The idea that leads to this result is that in the equilibrium the system reaches
the most probable of all its possible states. What does this mean? "Most probable". It means that the system may be in many possible ways microscopically for it to look in
one certain way to our macroscopic instruments (such as eyes, thermometers and so on).
The macroscopic instruments detect just
average things. We have already seen this in case of temperature and pressure. But this is true of all measurements. No measurement is instantaneous - the measurement apparatus snoops at a certain property for some time and during this period, the microscopic state of the system is in constant change. But the apparatus just gives you a number, a gross oversimplification of what actually happens microscopically - it gives you an average. (This is true not only of artificial measuring devices but also about our natural organs of perception.) As measuring devices got better and better and their time resolution increased, we saw that this assumption about their averaging action was indeed correct. (But even modern measuring devices are far from delivering "instantaneous" measurements.)
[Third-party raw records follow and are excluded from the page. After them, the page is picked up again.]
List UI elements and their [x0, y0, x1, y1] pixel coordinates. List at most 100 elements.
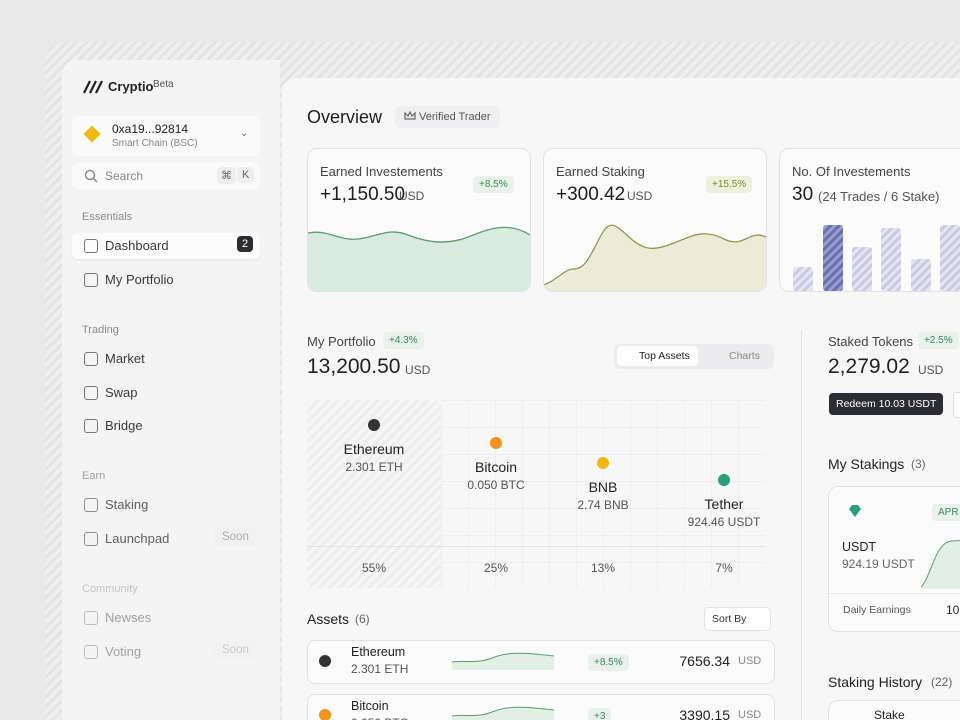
apr-badge: APR — [932, 504, 960, 521]
asset-icon — [718, 474, 730, 486]
nav-item[interactable]: Dashboard — [105, 238, 169, 253]
logo-icon — [83, 80, 103, 94]
history-title: Staking History — [828, 674, 923, 690]
stat-change: +8.5% — [473, 176, 514, 193]
asset-row-unit: USD — [738, 709, 762, 720]
chevron: ⌄ — [240, 128, 249, 139]
staking-amount: 924.19 USDT — [842, 557, 915, 571]
nav-icon — [84, 611, 98, 625]
tether-icon — [849, 505, 861, 517]
stat-value: 30 — [792, 184, 814, 205]
asset-name: Tether — [704, 496, 744, 512]
stat-card — [779, 148, 960, 292]
stat-value: +1,150.50 — [320, 184, 406, 205]
nav-icon — [84, 644, 98, 659]
asset-name: Bitcoin — [474, 459, 518, 475]
asset-amount: 2.74 BNB — [577, 498, 629, 512]
asset-row-unit: USD — [738, 655, 762, 667]
staked-value: 2,279.02 — [828, 355, 910, 378]
stat-card — [543, 148, 767, 292]
row-sparkline — [452, 652, 554, 670]
history-row-label: Stake — [874, 708, 905, 720]
asset-row-name: Bitcoin — [351, 699, 389, 713]
nav-item[interactable]: Voting — [105, 643, 142, 659]
bar-graphic — [793, 225, 960, 291]
nav-icon — [84, 419, 98, 433]
sparkline — [544, 224, 766, 291]
stat-unit: USD — [399, 189, 425, 203]
asset-share: 25% — [483, 561, 509, 575]
history-row — [828, 700, 960, 720]
stat-value: +300.42 — [556, 184, 626, 205]
portfolio-value: 13,200.50 — [307, 355, 401, 378]
assets-count: (6) — [355, 612, 370, 626]
asset-row-icon — [319, 709, 331, 720]
nav-icon — [84, 531, 98, 546]
shortcut-key: K — [237, 167, 255, 183]
button[interactable] — [953, 392, 960, 418]
row-sparkline — [452, 706, 554, 720]
nav-icon — [84, 272, 98, 287]
staked-change: +2.5% — [918, 332, 959, 349]
stat-change: +15.5% — [706, 176, 753, 193]
nav-section-title: Essentials — [82, 211, 133, 223]
nav-item[interactable]: Swap — [105, 384, 138, 400]
staked-title: Staked Tokens — [828, 334, 914, 349]
wallet-address: 0xa19...92814 — [112, 122, 189, 136]
asset-row-name: Ethereum — [351, 645, 406, 659]
nav-badge: 2 — [237, 236, 254, 252]
staking-token: USDT — [842, 540, 877, 554]
nav-item[interactable]: Bridge — [105, 418, 143, 433]
nav-section-title: Community — [82, 583, 138, 595]
tab[interactable]: Charts — [729, 350, 760, 362]
history-count: (22) — [931, 675, 953, 689]
crown-icon — [404, 111, 416, 120]
brand-tag: Beta — [153, 79, 174, 90]
stat-unit: USD — [627, 189, 653, 203]
asset-amount: 0.050 BTC — [467, 478, 525, 492]
nav-icon — [84, 385, 98, 400]
nav-item[interactable]: My Portfolio — [105, 271, 174, 287]
page-title: Overview — [307, 107, 383, 127]
asset-row-change: +3 — [588, 708, 612, 720]
verified-badge: Verified Trader — [395, 106, 500, 128]
nav-item[interactable]: Market — [105, 351, 145, 366]
sort-button[interactable]: Sort By — [704, 607, 772, 631]
tab-active[interactable]: Top Assets — [617, 346, 698, 366]
wallet-selector[interactable] — [72, 116, 260, 156]
stakings-count: (3) — [911, 457, 926, 471]
asset-row-amount: 0.050 BTC — [351, 716, 408, 720]
earnings-label: Daily Earnings — [843, 604, 911, 616]
nav-item[interactable]: Staking — [105, 497, 149, 512]
stat-card — [307, 148, 531, 292]
asset-share: 7% — [715, 561, 733, 575]
asset-share: 55% — [361, 561, 387, 575]
assets-title: Assets — [307, 611, 350, 627]
asset-icon — [490, 437, 502, 449]
asset-icon — [368, 419, 380, 431]
divider — [801, 330, 802, 720]
nav-section-title: Trading — [82, 324, 119, 336]
sparkline — [921, 540, 960, 589]
redeem-button[interactable]: Redeem 10.03 USDT — [829, 393, 944, 415]
asset-name: BNB — [588, 479, 618, 495]
nav-item[interactable]: Launchpad — [105, 530, 170, 546]
nav-badge: Soon — [214, 640, 257, 659]
asset-row-value: 3390.15 — [679, 707, 730, 720]
search-placeholder: Search — [105, 169, 144, 183]
nav-item[interactable]: Newses — [105, 610, 152, 625]
nav-icon — [84, 498, 98, 512]
staked-unit: USD — [918, 363, 944, 377]
asset-amount: 2.301 ETH — [345, 460, 403, 474]
stat-label: No. Of Investements — [792, 164, 911, 179]
stakings-title: My Stakings — [828, 456, 905, 472]
sparkline — [308, 226, 530, 291]
search-icon — [84, 169, 98, 183]
stat-label: Earned Staking — [556, 164, 645, 179]
asset-column-highlight — [307, 400, 441, 588]
asset-icon — [597, 457, 609, 469]
divider — [307, 546, 765, 547]
portfolio-change: +4.3% — [383, 332, 424, 349]
asset-amount: 924.46 USDT — [687, 515, 761, 529]
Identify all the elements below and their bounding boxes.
So, it is reasoned that the system goes toward that particular macroscopic state that can be realized in largest number of microscopic ways. This is the equilibrium state. Microscopically, it is still in constant change, but from a macroscopic perspective, it looks like nothing happens. So, things move toward those states of being that hide that they are in constant motion inside (microscopically). And the reason why they're doing such a thing is the randomness associated to the microscopic motion - this pushes them toward the most probable state.
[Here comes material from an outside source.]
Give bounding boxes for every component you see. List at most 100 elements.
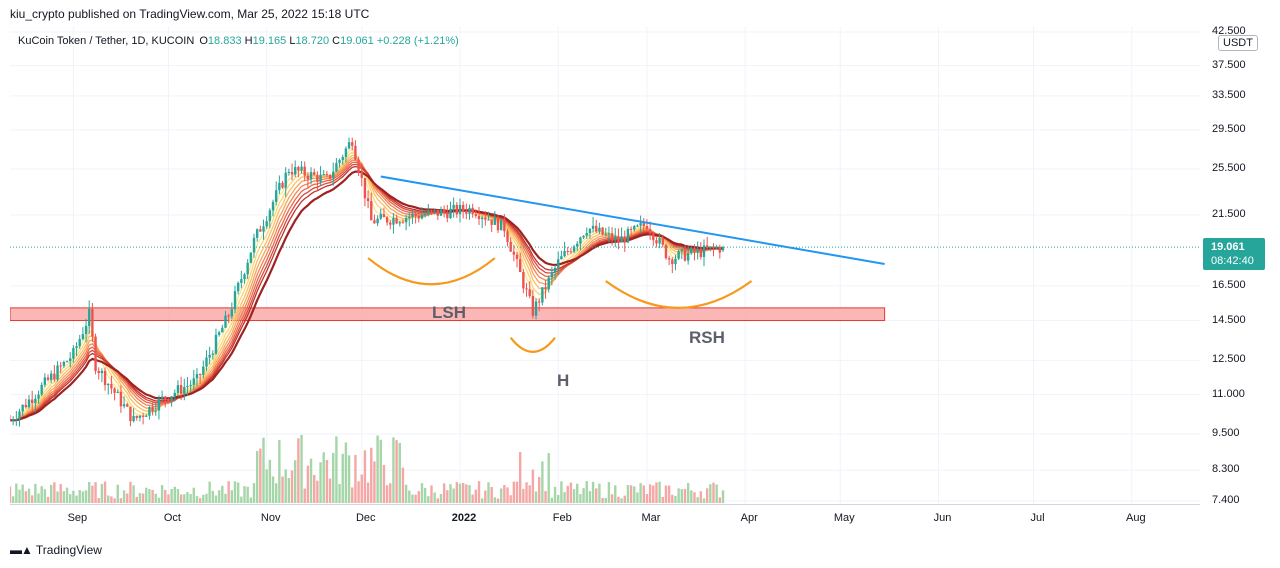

To return to engineering: What happens for instance when an air conditioning is turned on? The air in the room used to be in equilibrium. But now it is placed in contact with a portion of incoming cooler air. The hotter air together with the constant injection of cooler air form a system which at first is out of equilibrium, but this system tends toward a new equilibrium. The incoming cooler air has a certain probability distribution while the hotter air in the room has a different probability distribution. These two functions merge together and eventually produce the final equilibrium distribution. This distribution is as such that the temperature in the room is cooler than before (but hotter than the temperature of the air pumped up by the air conditioner).